Paulo, Renato e Carlos, que se conservavam atentos às palavras que Fernando lhes dirigia, e ele lhas dirigia num tom firme, peremptório, reprovador, abandonaram a seriedade que até então emprestavam ao semblante, e dobraram-se de tanto rir. Fernando, por sua vez, estampou na fisionomia ar impassível, e ao olhar aspecto petrificante, fitando-os de cima para baixo, a tranparecer a contrariedade e o desconforto que a reação deles às suas palavras lhe provocara.
- Afrodescendente, você, ninja oriental?! - falou-lhe Paulo, que intensificou as gargalhadas, e removeu de si, com o dorso da mão direita, as lágrimas que lhe escapavam, abundantes, dos olhos.
- Você está de brincadeira, né, Pyongyang?! - perguntou-lhe Renato. - É brincadeira!
- Ô, Pequim - disse-lhe Carlos -, se você é afrodescendente, eu sou kryptonianodescendente.
- Vocês estão rindo não sabem de quê - reprovou-os Fernando, sério, carrancudo; o seu ar de seriedade, a sua carranca, inspirava aos seus três amigos seguidas ondas de gargalhadas. Assim que eles se cansaram de gargalhar, ele prosseguiu, no tom de voz que usava anteriormente: - Sim, paspalhos. Tolos! Eu sou um afrodescendente, e dos autênticos, e dos legítimos. Corre pelos meus vasos sanguíneos sangue africano. Vocês conhecem, javardos, a minha árvore genealógica?!

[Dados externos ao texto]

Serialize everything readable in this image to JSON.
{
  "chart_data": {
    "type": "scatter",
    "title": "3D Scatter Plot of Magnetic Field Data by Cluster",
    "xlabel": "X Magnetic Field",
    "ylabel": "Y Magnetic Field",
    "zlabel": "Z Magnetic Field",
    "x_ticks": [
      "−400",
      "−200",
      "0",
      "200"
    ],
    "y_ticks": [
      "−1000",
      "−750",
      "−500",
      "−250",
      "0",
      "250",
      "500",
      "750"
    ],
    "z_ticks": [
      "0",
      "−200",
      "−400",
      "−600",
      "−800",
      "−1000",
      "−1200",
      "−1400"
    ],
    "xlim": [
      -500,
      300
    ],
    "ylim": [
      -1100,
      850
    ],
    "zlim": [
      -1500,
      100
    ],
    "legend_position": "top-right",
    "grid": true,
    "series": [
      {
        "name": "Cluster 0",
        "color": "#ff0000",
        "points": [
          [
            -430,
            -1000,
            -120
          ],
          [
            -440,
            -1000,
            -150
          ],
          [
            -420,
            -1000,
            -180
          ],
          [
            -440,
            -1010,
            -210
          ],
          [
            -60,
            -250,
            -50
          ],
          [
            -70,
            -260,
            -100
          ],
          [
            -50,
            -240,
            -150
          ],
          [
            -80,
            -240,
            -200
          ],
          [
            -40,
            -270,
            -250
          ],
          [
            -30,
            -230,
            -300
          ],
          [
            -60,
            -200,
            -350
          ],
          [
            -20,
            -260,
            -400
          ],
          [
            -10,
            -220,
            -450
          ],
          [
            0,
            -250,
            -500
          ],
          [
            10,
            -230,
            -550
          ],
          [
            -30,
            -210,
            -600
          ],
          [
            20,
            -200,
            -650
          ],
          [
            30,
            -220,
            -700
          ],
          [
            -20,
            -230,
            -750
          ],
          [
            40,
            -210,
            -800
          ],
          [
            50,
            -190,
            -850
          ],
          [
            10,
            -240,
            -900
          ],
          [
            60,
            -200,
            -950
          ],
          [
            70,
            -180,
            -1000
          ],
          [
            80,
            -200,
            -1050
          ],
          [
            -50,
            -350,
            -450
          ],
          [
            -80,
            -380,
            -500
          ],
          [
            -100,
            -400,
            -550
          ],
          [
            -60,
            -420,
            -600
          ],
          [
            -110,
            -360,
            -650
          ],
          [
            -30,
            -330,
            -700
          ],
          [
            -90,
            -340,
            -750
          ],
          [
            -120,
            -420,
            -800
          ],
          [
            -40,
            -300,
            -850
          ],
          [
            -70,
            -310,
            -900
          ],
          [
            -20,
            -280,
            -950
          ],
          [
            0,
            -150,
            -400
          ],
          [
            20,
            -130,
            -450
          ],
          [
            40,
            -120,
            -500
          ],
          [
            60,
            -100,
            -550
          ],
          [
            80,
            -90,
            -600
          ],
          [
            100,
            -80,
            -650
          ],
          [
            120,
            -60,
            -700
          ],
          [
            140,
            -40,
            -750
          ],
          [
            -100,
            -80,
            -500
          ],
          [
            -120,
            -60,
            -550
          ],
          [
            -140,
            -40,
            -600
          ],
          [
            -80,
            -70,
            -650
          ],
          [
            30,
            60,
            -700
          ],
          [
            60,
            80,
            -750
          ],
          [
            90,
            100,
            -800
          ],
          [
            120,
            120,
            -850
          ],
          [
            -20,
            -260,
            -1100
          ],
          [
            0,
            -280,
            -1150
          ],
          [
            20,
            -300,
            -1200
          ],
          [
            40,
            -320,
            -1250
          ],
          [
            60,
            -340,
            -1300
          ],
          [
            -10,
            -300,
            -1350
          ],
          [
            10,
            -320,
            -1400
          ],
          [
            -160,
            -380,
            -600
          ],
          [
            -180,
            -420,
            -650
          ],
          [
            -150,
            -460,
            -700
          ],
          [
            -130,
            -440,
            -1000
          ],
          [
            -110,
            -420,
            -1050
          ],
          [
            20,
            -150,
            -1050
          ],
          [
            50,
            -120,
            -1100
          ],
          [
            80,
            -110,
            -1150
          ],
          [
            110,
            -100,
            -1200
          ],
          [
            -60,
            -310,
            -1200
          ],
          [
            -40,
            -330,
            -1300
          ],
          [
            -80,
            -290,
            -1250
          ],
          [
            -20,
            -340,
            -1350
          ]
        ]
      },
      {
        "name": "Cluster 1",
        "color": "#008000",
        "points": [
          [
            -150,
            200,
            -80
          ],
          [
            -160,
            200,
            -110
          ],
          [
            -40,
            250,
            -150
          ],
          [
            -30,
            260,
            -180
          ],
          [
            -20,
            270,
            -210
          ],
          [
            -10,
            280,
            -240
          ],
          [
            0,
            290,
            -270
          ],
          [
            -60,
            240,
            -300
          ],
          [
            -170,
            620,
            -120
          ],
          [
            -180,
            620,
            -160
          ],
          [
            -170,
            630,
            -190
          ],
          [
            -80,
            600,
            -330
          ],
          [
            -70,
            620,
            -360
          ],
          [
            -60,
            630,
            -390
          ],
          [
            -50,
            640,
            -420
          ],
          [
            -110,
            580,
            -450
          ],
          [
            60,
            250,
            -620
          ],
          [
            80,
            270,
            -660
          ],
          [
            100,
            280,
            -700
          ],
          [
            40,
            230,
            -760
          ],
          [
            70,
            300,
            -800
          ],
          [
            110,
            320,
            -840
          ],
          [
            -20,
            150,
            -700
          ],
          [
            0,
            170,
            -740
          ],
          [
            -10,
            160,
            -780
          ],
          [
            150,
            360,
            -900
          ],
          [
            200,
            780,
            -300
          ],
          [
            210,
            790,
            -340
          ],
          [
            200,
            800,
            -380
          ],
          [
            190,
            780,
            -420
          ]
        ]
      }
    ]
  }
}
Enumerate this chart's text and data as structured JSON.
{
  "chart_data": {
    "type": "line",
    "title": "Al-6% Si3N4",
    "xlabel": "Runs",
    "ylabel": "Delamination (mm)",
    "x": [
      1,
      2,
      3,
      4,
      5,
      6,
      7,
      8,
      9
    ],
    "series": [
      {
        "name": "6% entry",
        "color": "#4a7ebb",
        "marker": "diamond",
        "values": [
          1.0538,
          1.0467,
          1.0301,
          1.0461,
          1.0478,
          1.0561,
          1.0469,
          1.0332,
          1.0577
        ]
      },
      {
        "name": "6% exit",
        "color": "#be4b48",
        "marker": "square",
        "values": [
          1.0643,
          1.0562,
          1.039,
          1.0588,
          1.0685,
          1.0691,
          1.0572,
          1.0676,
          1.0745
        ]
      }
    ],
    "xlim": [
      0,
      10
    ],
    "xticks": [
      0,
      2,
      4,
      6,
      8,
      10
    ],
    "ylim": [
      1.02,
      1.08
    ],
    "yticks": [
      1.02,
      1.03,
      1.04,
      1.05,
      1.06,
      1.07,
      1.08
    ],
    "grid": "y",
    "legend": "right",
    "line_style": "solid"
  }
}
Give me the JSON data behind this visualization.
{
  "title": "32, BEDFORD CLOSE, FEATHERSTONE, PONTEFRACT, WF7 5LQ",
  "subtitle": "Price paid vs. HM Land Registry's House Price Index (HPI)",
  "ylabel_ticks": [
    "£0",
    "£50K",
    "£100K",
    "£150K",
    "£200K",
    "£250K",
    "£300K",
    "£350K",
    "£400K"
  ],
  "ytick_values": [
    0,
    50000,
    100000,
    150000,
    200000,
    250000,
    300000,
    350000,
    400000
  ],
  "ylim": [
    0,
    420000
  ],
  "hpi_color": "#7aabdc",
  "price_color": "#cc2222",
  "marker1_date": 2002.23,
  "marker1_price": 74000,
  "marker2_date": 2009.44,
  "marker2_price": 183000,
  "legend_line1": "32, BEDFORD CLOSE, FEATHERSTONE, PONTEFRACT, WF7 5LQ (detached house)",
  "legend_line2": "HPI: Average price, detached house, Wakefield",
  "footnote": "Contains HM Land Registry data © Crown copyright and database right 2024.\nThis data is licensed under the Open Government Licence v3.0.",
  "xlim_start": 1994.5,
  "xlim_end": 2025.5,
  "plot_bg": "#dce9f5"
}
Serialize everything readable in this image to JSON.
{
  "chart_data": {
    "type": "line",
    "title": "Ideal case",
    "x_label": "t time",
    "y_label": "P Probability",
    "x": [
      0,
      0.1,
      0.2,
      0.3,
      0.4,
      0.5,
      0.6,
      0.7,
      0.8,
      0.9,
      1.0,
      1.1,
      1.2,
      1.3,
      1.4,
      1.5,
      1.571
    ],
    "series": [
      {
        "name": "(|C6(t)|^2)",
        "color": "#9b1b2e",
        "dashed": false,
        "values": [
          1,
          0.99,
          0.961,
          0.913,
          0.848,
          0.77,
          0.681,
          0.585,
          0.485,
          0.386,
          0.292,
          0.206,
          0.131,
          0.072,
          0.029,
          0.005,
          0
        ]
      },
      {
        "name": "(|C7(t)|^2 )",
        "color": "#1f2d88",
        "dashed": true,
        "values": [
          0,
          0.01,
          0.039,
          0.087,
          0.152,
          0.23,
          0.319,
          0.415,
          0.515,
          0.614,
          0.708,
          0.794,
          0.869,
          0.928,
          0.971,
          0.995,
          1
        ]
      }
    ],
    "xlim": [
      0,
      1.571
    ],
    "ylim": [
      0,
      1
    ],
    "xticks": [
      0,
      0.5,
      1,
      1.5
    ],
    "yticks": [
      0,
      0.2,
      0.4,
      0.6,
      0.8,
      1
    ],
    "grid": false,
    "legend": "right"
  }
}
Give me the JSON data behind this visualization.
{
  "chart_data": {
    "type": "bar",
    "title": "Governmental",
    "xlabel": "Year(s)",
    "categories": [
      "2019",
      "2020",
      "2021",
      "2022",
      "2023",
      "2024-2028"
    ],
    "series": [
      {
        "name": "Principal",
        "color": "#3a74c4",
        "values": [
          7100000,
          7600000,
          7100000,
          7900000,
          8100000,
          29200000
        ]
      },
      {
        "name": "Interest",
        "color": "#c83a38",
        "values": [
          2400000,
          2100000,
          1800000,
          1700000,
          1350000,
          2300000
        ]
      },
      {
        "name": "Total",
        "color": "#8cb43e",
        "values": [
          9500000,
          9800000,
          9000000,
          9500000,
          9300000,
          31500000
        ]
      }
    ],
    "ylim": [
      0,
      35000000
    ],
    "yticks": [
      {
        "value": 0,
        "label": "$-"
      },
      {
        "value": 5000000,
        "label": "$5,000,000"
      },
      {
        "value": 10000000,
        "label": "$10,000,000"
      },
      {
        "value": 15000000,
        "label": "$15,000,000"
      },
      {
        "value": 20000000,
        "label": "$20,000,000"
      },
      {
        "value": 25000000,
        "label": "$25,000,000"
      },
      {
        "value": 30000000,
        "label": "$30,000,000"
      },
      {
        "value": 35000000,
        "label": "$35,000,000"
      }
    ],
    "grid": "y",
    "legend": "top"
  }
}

- É um bonsai - disse, rindo, Paulo.
- Boboca! - reprovou-o Fernando. - Vocês não a conhecem. Não a conhecem. Não retrocederei no tempo até a era dos meus mais antigos ancestrais. Para apresentar a vocês a verdade, a verdadeira condição afrodescendente da minha constituição étnica, irei, numa curta viagem através do tempo, até a era dos meus avós, todos os quatro, que nasceram no Japão. É meu avô paterno, o senhor Yasunari, que eu e os outros netos dele chamamos de vovô Yasu, e é minha avó paterna, a senhora Sayaka, vovó carinhosa e meiga. E são meus avós maternos, os senhores Ryūnosuke, o vovô Ry, e Matsuo, a vovó Mamá, um doce de pessoa. Os pais de meus pais nasceram, os do meu pai, o vovô Yasu, em Tóquio, e a vovó Sayaka, em Yokohama; e os da minha mãe, o vovô Ry, em Kyoto, e a vovó Matsuo, em Osaka. Os vovôs Yasu e Sayaka, casados, do Japão mudaram-se para Moçambique, e na capital da antiga colônia portuguesa, Maputo, criaram raízes; e para outra antiga colônia portuguesa, Angola, do Japão foram os vovôs Ryūnosuke e Matsuo, que se instalaram em Luanda. Em Maputo nasceu meu pai, o senhor Shintaro; e em Luanda, minha mãe, a senhora Mitsuyo. Recebeu meu pai a nacionalidade moçambicana, e minha mãe a angolana. E meus quatro avós arrumaram as malas, depois de viverem, os pais do senhor meu pai, doze anos em Moçambique, e os da senhora minha mãe, quatorze anos em Angola, e vieram para o Brasil. E passaram-se os anos. E aqui, na nossa terra, o Brasil, terra em que se platando tudo dá, acidentalmente conheceram-se, ainda jovens, o garoto Shintaro e a garota Mitsuyo, que se apaixonaram à primeira vista. E casaram-se. E da união deles nasceram, primeiro, a minha irmã mais velha, Patrícia, depois, eu, que recebi o nome Fernando, e, por último, a minha irmã mais nova, Kátia. Ora, basbaques, que eu saiba Moçambique e Angola são países africanos. Meu pai, o senhor Shintaro, é moçambicano, portanto, africano; e a minha mãe, a senhora Mitsuyo, é angolana, africana, portanto. Resumo da ópera: minhas irmãs e eu, brasileiros, e legítimos, pois, ao contarmos de 'um' a 'dez' falamos 'um', 'dois', 'três', 'quatro', 'cinco', 'meia', 'sete', 'oito', 'nove', 'dez', somos descendentes diretos de africanos. Correm em nossas veias sangue africano. Somos, e ninguém há de negar, minhas irmãs e eu, afrodescendentes. Entenderam, pacóvios?!
- Entendemos, japa nipônico, ninja e mestre samurai - responderam-lhe, em uníssono, Paulo, Renato e Carlos, que, mal concluíram a frase, e sob olhar severo, reprovador, de Fernando, gargalharam. Fernando conservou a fisionomia carregada o quanto pôde, e não pôde muito.